Anyway, Steve wanted me to make this fire-pit steak for him after the shoot, and honestly, I wanted to try it again at home. It worked perfectly, and last week, guess what? He requested it once again. As usual, I obliged. I saw the perfect steak in the butcher’s case at my local supermarket and grabbed it. A dry-aged steak would have been even better, but this was still an excellent steak!
I have hardly mentioned the potatoes, but those are easy! The one thing you need to be aware of is to not burn them, because the heat of each fire can vary so much. The recipe instructs us to leave the foil packet directly on the hot coals for 30 minutes, but I moved mine to the cooler side of the grill after the first 10 minutes or so, and then left them in the (still very hot) area next to the pile of coals for the remainder of the cooking time. Even though they were obscured by foil, my instincts told me they were brown, and had had enough direct heat. They were plenty brown on one side and perfectly steamed from the bit of white wine that goes in the packet. You need to use your judgment a little and if the coals are super hot, put them directly on the fire only intermittently. Michael’s book has lots of info on building and controlling the fire, so for more information, buy the book!
Although you’ll find the full recipe at the bottom of the post, I’m going to bullet out the grilling steps for you here so you don’t have to stop and read in the middle of this delicate operation. I’ve also added a few nuances and tips I’ve learned from doing this a few times.
Grilling directions for Fire-Pit Steak and Potatoes
Build a charcoal fire in a kettle grill. I like to start with briquettes and then add hardwood on top, so I can cook the steaks on those.
Push all the coals to one side so you have a hot side and a cooler side.
Adjust the vents so you can maintain (ideally) a temperature of 300°F. My fire was running hotter than that even with the top and bottom vents closed, so I just checked the internal temp of the steak sooner to make sure I wouldn't overcook it.
Place the packet of potatoes directly on the coals. After 10 minutes, move to the edge of the hot coals, or completely off, keeping them in the bottom of the grill.
Meanwhile, place the grate on top of the grill.

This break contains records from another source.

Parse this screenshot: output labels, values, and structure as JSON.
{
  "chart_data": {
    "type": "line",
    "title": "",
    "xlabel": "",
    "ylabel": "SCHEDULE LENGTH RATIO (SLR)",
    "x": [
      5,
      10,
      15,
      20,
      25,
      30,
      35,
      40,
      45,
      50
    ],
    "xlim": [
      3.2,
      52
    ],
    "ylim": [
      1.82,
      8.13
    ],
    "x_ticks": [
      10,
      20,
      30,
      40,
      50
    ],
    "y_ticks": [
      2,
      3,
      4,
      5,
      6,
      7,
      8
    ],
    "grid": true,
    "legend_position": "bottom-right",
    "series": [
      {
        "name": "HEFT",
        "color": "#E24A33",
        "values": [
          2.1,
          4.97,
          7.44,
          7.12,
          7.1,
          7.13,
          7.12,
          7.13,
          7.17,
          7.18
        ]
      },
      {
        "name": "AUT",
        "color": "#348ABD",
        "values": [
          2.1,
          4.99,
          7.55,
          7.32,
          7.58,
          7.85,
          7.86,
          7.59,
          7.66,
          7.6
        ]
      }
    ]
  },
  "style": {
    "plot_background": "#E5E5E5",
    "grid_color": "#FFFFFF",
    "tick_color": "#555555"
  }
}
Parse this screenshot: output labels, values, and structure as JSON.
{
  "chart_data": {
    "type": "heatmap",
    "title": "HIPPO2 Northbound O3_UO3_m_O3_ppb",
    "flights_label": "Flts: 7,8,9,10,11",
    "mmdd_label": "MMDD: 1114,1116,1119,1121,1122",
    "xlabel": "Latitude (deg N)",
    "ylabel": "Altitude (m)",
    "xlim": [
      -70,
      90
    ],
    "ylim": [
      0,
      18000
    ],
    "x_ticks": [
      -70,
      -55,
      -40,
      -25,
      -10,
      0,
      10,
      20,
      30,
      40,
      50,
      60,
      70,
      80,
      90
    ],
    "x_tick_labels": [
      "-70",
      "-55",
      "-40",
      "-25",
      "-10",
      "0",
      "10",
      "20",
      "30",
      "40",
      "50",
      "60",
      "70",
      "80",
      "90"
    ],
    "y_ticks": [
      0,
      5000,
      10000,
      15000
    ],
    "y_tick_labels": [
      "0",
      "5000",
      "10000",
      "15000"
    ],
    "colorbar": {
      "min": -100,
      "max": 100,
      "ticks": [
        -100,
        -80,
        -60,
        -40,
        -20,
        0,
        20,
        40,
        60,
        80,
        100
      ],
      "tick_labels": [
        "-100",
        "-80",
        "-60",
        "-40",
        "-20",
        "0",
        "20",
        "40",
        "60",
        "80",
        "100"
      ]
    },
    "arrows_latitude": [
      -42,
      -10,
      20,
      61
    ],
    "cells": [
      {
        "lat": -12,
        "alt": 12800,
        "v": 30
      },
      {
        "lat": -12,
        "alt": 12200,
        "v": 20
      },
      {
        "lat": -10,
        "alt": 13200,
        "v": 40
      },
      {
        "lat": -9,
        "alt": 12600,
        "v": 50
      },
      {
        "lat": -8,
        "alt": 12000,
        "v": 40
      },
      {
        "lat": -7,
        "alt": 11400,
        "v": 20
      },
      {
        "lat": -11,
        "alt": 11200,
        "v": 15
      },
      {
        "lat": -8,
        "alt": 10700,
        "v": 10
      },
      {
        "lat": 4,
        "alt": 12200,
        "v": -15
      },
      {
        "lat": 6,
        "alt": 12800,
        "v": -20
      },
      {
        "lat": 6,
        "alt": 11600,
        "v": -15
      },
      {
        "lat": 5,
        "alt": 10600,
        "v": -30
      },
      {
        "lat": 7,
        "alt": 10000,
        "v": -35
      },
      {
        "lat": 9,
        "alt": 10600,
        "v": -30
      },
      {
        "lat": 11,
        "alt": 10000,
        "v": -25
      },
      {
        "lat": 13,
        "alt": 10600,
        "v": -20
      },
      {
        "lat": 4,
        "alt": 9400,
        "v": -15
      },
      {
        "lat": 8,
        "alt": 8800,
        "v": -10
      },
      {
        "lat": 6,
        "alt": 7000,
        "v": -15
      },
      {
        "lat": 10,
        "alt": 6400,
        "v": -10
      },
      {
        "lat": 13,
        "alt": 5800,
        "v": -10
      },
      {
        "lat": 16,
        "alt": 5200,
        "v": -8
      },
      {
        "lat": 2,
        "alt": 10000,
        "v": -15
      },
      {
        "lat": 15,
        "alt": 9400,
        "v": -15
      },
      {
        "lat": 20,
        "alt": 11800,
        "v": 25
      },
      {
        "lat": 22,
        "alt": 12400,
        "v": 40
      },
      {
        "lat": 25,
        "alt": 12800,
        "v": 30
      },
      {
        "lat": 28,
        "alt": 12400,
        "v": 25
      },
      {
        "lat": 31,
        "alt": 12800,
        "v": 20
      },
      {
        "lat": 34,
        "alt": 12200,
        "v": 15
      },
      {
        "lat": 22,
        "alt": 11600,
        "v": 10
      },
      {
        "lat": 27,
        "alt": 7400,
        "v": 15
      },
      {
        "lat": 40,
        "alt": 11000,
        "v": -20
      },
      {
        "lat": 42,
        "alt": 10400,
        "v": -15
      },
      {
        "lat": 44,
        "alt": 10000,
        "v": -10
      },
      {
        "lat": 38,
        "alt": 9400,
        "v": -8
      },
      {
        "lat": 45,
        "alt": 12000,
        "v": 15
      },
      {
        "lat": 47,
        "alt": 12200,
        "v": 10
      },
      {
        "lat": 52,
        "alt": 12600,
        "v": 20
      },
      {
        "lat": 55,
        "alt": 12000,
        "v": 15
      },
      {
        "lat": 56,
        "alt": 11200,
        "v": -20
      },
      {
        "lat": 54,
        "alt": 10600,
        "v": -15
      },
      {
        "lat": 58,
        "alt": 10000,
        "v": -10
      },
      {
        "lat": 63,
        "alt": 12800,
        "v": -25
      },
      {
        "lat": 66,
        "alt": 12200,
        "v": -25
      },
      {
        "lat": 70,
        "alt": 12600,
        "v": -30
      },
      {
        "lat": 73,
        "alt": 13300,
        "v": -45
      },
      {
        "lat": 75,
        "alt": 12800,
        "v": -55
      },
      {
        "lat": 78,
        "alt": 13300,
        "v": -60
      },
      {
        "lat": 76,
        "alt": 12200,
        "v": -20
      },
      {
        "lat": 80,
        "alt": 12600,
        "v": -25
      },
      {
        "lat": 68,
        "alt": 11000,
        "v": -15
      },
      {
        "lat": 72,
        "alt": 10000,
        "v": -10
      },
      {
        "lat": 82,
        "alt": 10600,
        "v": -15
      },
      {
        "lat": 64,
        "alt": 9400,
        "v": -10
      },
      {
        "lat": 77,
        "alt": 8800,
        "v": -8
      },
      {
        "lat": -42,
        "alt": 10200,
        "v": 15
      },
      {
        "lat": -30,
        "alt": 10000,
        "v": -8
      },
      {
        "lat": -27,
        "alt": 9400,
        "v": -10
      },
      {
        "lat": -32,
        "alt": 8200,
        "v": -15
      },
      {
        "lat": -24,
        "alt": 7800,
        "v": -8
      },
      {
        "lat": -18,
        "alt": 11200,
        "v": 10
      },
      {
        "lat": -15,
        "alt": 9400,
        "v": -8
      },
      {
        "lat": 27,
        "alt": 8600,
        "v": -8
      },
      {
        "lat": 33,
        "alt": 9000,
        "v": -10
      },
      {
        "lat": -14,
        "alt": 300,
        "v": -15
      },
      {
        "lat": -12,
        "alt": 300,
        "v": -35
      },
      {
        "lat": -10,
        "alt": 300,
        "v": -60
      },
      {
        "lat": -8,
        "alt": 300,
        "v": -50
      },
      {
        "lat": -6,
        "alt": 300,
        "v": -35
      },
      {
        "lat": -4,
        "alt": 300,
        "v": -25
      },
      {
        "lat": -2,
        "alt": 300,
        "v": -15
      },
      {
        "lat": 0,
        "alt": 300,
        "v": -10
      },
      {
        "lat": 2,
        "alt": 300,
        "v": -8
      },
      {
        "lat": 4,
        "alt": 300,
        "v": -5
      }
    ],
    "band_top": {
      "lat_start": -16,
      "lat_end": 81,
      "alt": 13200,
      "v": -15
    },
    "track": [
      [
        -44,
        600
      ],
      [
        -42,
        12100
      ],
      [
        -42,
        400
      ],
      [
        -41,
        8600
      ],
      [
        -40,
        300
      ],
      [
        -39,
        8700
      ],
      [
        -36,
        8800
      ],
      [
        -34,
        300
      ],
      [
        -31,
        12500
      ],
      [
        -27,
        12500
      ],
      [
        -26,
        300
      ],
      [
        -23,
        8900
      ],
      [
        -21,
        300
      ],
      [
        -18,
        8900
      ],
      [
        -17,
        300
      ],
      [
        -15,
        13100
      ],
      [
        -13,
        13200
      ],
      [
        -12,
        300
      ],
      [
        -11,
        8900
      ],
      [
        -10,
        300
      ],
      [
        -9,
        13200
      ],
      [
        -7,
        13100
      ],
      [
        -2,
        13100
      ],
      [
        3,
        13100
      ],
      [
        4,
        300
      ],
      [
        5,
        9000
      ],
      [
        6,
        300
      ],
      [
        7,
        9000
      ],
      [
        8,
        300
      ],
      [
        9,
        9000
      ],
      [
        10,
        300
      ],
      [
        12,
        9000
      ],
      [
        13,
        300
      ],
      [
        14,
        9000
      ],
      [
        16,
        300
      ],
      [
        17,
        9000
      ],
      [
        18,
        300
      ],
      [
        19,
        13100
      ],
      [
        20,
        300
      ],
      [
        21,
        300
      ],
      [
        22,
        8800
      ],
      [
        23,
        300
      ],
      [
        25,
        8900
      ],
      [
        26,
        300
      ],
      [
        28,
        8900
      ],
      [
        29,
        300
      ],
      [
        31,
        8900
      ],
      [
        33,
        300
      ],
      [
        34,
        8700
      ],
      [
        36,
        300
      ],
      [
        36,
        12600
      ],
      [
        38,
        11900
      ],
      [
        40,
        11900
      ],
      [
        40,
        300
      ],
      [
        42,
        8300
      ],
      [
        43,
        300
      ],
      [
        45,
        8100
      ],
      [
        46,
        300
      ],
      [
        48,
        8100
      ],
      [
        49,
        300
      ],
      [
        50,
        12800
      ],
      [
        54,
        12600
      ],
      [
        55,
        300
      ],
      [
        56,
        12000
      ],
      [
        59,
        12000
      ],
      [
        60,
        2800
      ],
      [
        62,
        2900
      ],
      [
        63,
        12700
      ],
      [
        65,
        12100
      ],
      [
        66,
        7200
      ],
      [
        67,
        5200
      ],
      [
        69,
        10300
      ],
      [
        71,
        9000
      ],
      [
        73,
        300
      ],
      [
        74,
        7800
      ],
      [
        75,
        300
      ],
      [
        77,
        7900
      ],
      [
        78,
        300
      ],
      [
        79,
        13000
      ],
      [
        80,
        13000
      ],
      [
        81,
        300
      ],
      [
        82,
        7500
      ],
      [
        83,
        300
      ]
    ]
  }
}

Place the steak (or steaks) on the cooler side of the grill. If your steaks are 2 inches thick, which they ideally should be, it will take about 30 minutes to reach 120°F for rare or 130°F for medium. The internal temperature will go up by 5 or 10 degrees after searing. If you like your steak rare, err on the low side, pulling them when the internal temp is 110°F or 115°F, because you can always put them back on the grate for a few minutes to cook more.
Remove the steak from the grill for a moment, carefully remove the grill grate and set it aside in a safe place to cool, and remove the potatoes.
If your coals are not white hot, add some small pieces of hardwood charcoal and turn them until they are covered with white ash. This happens quickly.
Place the steak(s) directly onto the hot coals and cook, adjusting the position slightly, for 1 to 3 minutes per side until well-charred.
Remove from the grill and let rest for 10 minutes before slicing and serving alongside the potatoes.